Many tech giants are on board with the technology and expanding their portfolios to incorporate confidential computing platforms. Some of these include Arm, Dell, AMD, HPE, IBM, Google, Microsoft, Intel, Meta, Amazon, and Nvidia. It is likely that smaller players will follow in their footsteps. Additionally, predictions indicate the market value for confidential computing will reach US$54 billion by 2026.

However, there is also substantial skepticism surrounding the technology because of its skyrocketing popularity and the mega-corporations that act as posterchild for it. Many consider confidential computing a cloud provider marketing gimmick for memory encryption, designed to coax those that are hesitant about the cloud.

Arguments against confidential computing mostly claim that the technology does not offer a solution to bigger problems. These include memory encryption shortcomings: it does not directly address system images, updates, different services, and the code flow as a whole.

Important role for open-source

In August 2019, big vendors became the original members of the Confidential Computing Consortium (CCC), a project of the Linux Foundation. These include names like Alibaba, Arm, Huawei, IBM, Intel, Google Cloud, Microsoft, and Red Hat.

Later others, including AMD, Baidu, ByteDance, Decentriq, Facebook, Fortanix, Kindite, NVIDIA, Oasis Labs, Swisscom, Tencent, and VMware became general members. With the help of the foundation, members plan to substantially improve security for data in use.
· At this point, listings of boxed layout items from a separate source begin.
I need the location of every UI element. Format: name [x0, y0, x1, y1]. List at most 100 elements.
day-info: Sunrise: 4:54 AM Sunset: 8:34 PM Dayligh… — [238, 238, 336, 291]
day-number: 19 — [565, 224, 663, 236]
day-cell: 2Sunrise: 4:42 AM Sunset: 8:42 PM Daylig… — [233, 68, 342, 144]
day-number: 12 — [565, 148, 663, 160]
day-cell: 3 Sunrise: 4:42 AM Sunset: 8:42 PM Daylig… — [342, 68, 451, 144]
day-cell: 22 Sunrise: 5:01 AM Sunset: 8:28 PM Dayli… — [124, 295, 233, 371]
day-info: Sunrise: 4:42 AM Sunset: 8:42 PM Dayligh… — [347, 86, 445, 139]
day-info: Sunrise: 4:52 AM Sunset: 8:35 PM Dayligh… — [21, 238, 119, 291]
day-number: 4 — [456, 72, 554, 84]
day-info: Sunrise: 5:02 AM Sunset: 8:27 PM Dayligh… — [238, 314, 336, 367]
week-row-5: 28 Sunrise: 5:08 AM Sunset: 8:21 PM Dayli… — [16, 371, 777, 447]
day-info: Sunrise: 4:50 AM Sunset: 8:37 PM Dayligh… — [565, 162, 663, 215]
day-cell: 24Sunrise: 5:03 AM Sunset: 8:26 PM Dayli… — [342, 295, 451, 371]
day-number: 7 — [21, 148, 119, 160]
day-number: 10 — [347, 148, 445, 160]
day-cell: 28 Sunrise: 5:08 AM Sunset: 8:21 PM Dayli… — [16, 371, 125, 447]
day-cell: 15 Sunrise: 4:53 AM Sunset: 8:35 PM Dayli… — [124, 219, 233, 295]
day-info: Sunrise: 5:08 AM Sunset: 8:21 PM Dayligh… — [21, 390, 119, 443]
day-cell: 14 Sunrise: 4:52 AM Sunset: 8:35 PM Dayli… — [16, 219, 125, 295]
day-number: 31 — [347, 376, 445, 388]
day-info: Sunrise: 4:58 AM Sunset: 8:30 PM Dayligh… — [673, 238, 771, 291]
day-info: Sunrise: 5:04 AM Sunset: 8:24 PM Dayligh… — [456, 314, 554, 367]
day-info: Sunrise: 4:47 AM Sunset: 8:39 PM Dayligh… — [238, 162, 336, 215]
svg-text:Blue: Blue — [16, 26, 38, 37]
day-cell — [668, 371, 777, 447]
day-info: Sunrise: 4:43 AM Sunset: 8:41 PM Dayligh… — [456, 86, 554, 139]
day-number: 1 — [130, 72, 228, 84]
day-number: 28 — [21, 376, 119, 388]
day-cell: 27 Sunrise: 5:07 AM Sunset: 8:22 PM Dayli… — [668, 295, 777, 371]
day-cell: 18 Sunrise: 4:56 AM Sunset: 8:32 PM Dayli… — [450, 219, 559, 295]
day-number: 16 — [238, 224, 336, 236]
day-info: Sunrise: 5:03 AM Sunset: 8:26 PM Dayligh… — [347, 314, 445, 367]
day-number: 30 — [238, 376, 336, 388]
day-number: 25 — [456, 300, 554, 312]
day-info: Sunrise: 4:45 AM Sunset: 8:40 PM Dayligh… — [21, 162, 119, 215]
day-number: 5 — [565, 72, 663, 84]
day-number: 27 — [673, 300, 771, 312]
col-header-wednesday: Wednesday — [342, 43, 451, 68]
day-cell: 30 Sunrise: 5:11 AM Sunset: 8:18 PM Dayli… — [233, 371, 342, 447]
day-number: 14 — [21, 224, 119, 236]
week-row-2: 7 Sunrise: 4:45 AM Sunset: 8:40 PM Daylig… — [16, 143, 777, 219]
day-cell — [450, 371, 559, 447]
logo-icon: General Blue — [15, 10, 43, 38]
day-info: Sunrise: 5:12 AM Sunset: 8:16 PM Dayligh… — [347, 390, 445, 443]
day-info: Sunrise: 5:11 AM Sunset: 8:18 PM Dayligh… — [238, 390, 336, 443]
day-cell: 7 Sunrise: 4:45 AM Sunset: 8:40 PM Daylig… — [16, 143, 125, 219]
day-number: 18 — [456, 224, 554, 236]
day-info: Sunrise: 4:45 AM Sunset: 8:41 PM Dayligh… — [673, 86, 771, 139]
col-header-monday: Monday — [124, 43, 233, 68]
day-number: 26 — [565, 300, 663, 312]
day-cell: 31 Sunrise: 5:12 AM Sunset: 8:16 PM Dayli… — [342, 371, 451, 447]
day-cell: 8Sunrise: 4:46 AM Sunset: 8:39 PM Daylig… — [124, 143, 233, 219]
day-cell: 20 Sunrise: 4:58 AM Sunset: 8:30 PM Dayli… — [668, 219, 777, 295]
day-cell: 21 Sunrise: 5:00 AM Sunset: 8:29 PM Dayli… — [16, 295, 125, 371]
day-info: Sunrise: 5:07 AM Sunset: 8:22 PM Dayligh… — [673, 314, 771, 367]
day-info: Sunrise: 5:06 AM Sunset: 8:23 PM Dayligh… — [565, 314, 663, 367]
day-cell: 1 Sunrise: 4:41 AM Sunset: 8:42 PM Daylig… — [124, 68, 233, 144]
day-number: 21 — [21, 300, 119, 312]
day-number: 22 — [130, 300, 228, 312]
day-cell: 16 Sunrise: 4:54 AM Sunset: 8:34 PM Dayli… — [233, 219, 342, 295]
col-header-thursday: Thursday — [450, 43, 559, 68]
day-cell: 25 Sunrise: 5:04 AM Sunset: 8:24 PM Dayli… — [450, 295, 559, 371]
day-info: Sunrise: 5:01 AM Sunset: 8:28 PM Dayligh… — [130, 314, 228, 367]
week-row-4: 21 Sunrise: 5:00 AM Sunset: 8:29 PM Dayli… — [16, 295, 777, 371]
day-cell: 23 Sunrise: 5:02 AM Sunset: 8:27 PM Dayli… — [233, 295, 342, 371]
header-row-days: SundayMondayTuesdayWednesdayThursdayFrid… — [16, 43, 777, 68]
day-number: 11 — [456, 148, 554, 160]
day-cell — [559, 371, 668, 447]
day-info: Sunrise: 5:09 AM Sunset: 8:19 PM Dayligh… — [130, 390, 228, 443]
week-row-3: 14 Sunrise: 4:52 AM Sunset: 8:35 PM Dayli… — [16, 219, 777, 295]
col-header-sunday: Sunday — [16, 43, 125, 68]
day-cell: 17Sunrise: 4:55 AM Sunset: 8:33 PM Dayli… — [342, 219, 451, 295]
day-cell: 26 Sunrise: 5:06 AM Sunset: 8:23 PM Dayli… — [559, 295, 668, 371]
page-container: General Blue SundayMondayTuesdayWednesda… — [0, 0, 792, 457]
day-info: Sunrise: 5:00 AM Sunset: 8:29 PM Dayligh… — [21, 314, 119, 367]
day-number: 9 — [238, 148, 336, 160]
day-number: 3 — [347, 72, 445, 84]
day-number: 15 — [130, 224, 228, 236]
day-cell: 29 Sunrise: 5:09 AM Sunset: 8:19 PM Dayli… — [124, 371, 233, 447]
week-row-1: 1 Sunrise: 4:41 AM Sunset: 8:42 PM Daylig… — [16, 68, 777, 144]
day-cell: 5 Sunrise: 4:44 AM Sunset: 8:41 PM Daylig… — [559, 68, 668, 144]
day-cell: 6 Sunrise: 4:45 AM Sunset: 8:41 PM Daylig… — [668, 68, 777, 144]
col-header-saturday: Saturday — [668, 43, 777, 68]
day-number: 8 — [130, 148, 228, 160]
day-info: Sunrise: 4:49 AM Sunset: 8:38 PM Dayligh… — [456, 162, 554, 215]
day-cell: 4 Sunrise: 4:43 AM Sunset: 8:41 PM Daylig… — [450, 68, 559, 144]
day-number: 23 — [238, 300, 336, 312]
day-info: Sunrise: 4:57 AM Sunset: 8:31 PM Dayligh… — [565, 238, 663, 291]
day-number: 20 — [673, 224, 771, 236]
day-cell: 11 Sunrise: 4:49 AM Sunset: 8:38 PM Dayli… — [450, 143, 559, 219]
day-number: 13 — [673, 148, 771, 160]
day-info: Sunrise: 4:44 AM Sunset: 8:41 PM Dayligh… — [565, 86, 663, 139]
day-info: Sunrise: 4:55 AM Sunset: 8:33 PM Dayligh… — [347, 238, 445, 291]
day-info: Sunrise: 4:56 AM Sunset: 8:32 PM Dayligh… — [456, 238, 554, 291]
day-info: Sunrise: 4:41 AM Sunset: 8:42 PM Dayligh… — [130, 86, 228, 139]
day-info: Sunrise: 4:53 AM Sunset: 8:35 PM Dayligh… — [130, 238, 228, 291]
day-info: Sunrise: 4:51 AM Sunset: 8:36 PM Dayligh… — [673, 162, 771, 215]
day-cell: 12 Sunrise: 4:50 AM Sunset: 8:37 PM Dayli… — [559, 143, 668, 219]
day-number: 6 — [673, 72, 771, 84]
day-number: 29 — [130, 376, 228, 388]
cybercrime-cybersecurity-artificial-intelligence

Microsoft Azure, Google Cloud and IBM Cloud currently offer these services to SMBs to large enterprises. They offer options for subscription cloud services as well as physical on-premises services. Companies like Alibaba Cloud, Anjuna, and Baidu offer their technology to single users based on subscription cloud services.

Open source plays an important role in the breakthrough of confidential computing. The fact that you can inspect every single aspect of code in an open-source project, is an important reason for this. According to predictions, more developers will join the open-source ecosystem of confidential computing projects. The Enarx project forms part of the Linux Foundation, it uses WebAssembly as its foundation and offers a runtime environment. This makes it possible to deploy a workload into a TEE without regard for the architecture or language.

Also read: Google Cloud Assured Open Source Software now available

Looking forward

In an interview, Dr. Patricia Florissi, a technical director at Google Cloud, explains the importance of confidential computing. She notes that the technology allows organizations to collaborate with each other while retaining the confidentiality of the data. This is “beneficial for all industries, not just highly regulated ones.” Listing examples, she highlights that in finance, bankers can collaborate to detect fraud while preserving the confidentiality and privacy of the data.

She elaborates, adding that she believes confidential computing will become standard as sovereign states, multinational corporations, and collaborative organizations zone in on digital sovereignty.

Young engineers now find it incomprehensible that there was a time when data in transit was not encrypted. In a similar vein, having unencrypted data in use will soon be treated the same.